The reframing of the historical narrative, of seeing the emergence of Hamas as a legitimate resistance movement, of ripping down posters of missing Jewish babies or children in Israel in the belief that the public seeing their faces somehow negates the heartache of innocent children suffering and dying in Gaza. Maybe that’s why I feel obliged to march now: for a less vitriolic, less hateful, more emotionally mature society.
Those organisations marching with us in solidarity have recognized that what they saw on 7th October was a pure hate crime, designed to inflict maximum atrocity. Some of us marched to counter the simplistic, misguided, wishful narrative that the fault lies with Israel’s current government or that
this will not have happened had there been a two-state solution. That 7th October and the conflict since wasn’t ever about Palestine and Israel, or the type of viable land share that I’ve grown up discussing since I was 12 years old. They marched because Jewish life has value: and none would wish that upon their British daughters, or anyone else’s, anywhere – and because children don’t deserve to be taken from their beds and kidnapped.
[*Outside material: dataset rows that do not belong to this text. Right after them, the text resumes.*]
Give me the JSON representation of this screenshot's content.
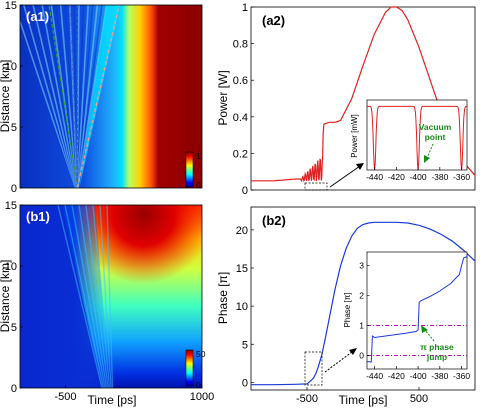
{
  "chart_data": [
    {
      "id": "a1",
      "type": "heatmap",
      "panel_label": "(a1)",
      "ylabel": "Distance [km]",
      "yticks": [
        "0",
        "5",
        "10",
        "15"
      ],
      "ylim": [
        0,
        15
      ],
      "xlim": [
        -1000,
        1000
      ],
      "colorbar": {
        "min": 0,
        "max": 1,
        "ticks": [
          "0",
          "1"
        ]
      },
      "overlay_lines": [
        {
          "style": "dashed",
          "color": "#2aa02a",
          "x0": -370,
          "x1": -680
        },
        {
          "style": "dashed",
          "color": "#2a6ab0",
          "x0": -370,
          "x1": -370
        },
        {
          "style": "dashed",
          "color": "#4a6ad0",
          "x0": -370,
          "x1": -450
        },
        {
          "style": "dashed",
          "color": "#e8a090",
          "x0": -370,
          "x1": 90
        }
      ]
    },
    {
      "id": "a2",
      "type": "line",
      "panel_label": "(a2)",
      "ylabel": "Power [W]",
      "yticks": [
        "0",
        "0.2",
        "0.4",
        "0.6",
        "0.8",
        "1"
      ],
      "ylim": [
        0,
        1
      ],
      "xlim": [
        -1000,
        1000
      ],
      "color": "#e02020",
      "points": [
        [
          -1000,
          0.05
        ],
        [
          -900,
          0.05
        ],
        [
          -800,
          0.05
        ],
        [
          -700,
          0.055
        ],
        [
          -600,
          0.06
        ],
        [
          -550,
          0.06
        ],
        [
          -500,
          0.065
        ],
        [
          -450,
          0.07
        ],
        [
          -400,
          0.08
        ],
        [
          -380,
          0.06
        ],
        [
          -350,
          0.36
        ],
        [
          -300,
          0.37
        ],
        [
          -250,
          0.37
        ],
        [
          -200,
          0.38
        ],
        [
          -100,
          0.5
        ],
        [
          0,
          0.68
        ],
        [
          100,
          0.85
        ],
        [
          200,
          0.97
        ],
        [
          250,
          1.0
        ],
        [
          300,
          1.0
        ],
        [
          350,
          0.98
        ],
        [
          400,
          0.93
        ],
        [
          500,
          0.78
        ],
        [
          600,
          0.6
        ],
        [
          700,
          0.42
        ],
        [
          800,
          0.26
        ],
        [
          900,
          0.15
        ],
        [
          1000,
          0.08
        ]
      ],
      "oscillation": {
        "x_start": -560,
        "x_end": -360,
        "cycles": 9,
        "amp_start": 0.01,
        "amp_end": 0.14
      },
      "inset": {
        "ylabel": "Power [mW]",
        "xticks": [
          "-440",
          "-420",
          "-400",
          "-380",
          "-360"
        ],
        "xlim": [
          -447,
          -355
        ],
        "ylim": [
          0,
          1.1
        ],
        "yticks": [
          "0",
          "1"
        ],
        "color": "#e02020",
        "dips": [
          -440,
          -400,
          -360
        ],
        "annotation": "Vacuum point",
        "annotation_lines": [
          "Vacuum",
          "point"
        ]
      }
    },
    {
      "id": "b1",
      "type": "heatmap",
      "panel_label": "(b1)",
      "ylabel": "Distance [km]",
      "xlabel": "Time [ps]",
      "xticks": [
        "-500",
        "1000"
      ],
      "yticks": [
        "0",
        "5",
        "10",
        "15"
      ],
      "ylim": [
        0,
        15
      ],
      "xlim": [
        -1000,
        1000
      ],
      "colorbar": {
        "min": 0,
        "max": 50,
        "ticks": [
          "0",
          "50"
        ]
      }
    },
    {
      "id": "b2",
      "type": "line",
      "panel_label": "(b2)",
      "ylabel": "Phase [π]",
      "xlabel": "Time [ps]",
      "xticks": [
        "-500",
        "500"
      ],
      "yticks": [
        "0",
        "5",
        "10",
        "15",
        "20"
      ],
      "ylim": [
        -1,
        23
      ],
      "xlim": [
        -1000,
        1000
      ],
      "color": "#1a3ad8",
      "points": [
        [
          -1000,
          -0.3
        ],
        [
          -800,
          -0.3
        ],
        [
          -600,
          -0.25
        ],
        [
          -500,
          -0.2
        ],
        [
          -460,
          0.3
        ],
        [
          -440,
          0.6
        ],
        [
          -420,
          1.2
        ],
        [
          -400,
          2.0
        ],
        [
          -370,
          3.5
        ],
        [
          -340,
          5.5
        ],
        [
          -300,
          8.5
        ],
        [
          -250,
          12.2
        ],
        [
          -200,
          15.3
        ],
        [
          -150,
          17.6
        ],
        [
          -100,
          19.2
        ],
        [
          -50,
          20.2
        ],
        [
          0,
          20.7
        ],
        [
          50,
          20.9
        ],
        [
          100,
          21.0
        ],
        [
          200,
          21.0
        ],
        [
          300,
          21.0
        ],
        [
          400,
          20.9
        ],
        [
          500,
          20.6
        ],
        [
          600,
          20.1
        ],
        [
          700,
          19.4
        ],
        [
          800,
          18.5
        ],
        [
          900,
          17.3
        ],
        [
          1000,
          15.9
        ]
      ],
      "inset": {
        "ylabel": "Phase [π]",
        "xticks": [
          "-440",
          "-420",
          "-400",
          "-380",
          "-360"
        ],
        "yticks": [
          "0",
          "1",
          "2",
          "3"
        ],
        "xlim": [
          -447,
          -355
        ],
        "ylim": [
          -0.45,
          3.45
        ],
        "color": "#1a3ad8",
        "ref_lines": [
          1,
          0
        ],
        "points": [
          [
            -447,
            -0.2
          ],
          [
            -443,
            -0.22
          ],
          [
            -442,
            0.65
          ],
          [
            -440,
            0.6
          ],
          [
            -430,
            0.65
          ],
          [
            -420,
            0.7
          ],
          [
            -410,
            0.75
          ],
          [
            -402,
            0.8
          ],
          [
            -400,
            0.85
          ],
          [
            -399,
            1.78
          ],
          [
            -397,
            1.83
          ],
          [
            -390,
            1.95
          ],
          [
            -380,
            2.15
          ],
          [
            -370,
            2.4
          ],
          [
            -362,
            2.7
          ],
          [
            -360,
            3.0
          ],
          [
            -358,
            3.25
          ],
          [
            -355,
            3.3
          ]
        ],
        "annotation": "π phase jump",
        "annotation_lines": [
          "π phase",
          "jump"
        ]
      }
    }
  ]
}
I march because there is no justification, no contextualization, no whataboutery on this planet that will facilitate resolution to any political conflict without a basic understanding that training for, practicing, and then committing those hate crimes came from an ideology of naked hatred towards the Jewish people. And I march because I believe terrorism has to be defeated: because I believe that deradicalization is at the heart of the problem. We cannot have another generation of children being brought up in Israel/ Palestine or anywhere else on this earth to believe that jihadism and martyrdom are values to die for.
I march because I want the foundation of what made this country home to my ancestors to remain tolerant, fair and enlightened: tea drinking, weather obsessed and decent, regardless of a changing demographic of who lives here. There is a place for us all, and good lives to be had, if we subscribe to values of tolerance and respect. I march as much to express my Jewishness as my Britishness and to reassert the deep and abiding gratitude I have for my life in the UK – an imperfect but free, democratic society which grants inclusion to all its citizens with laws that do not allow for incitement of hatred. I march because keeping my bloody head down and not marching isn’t an option any longer, because I want to see an end to these ideologically extremist, racist, misogynistic, politics of division that afflict many regions of the world – with their attendant lies and the resultant human cruelties and failings they engender – and a return to politics of moderation, or else an alternative: a new era of modern politics which grants lives of peace, prosperity, hope. That would be a march worth attending.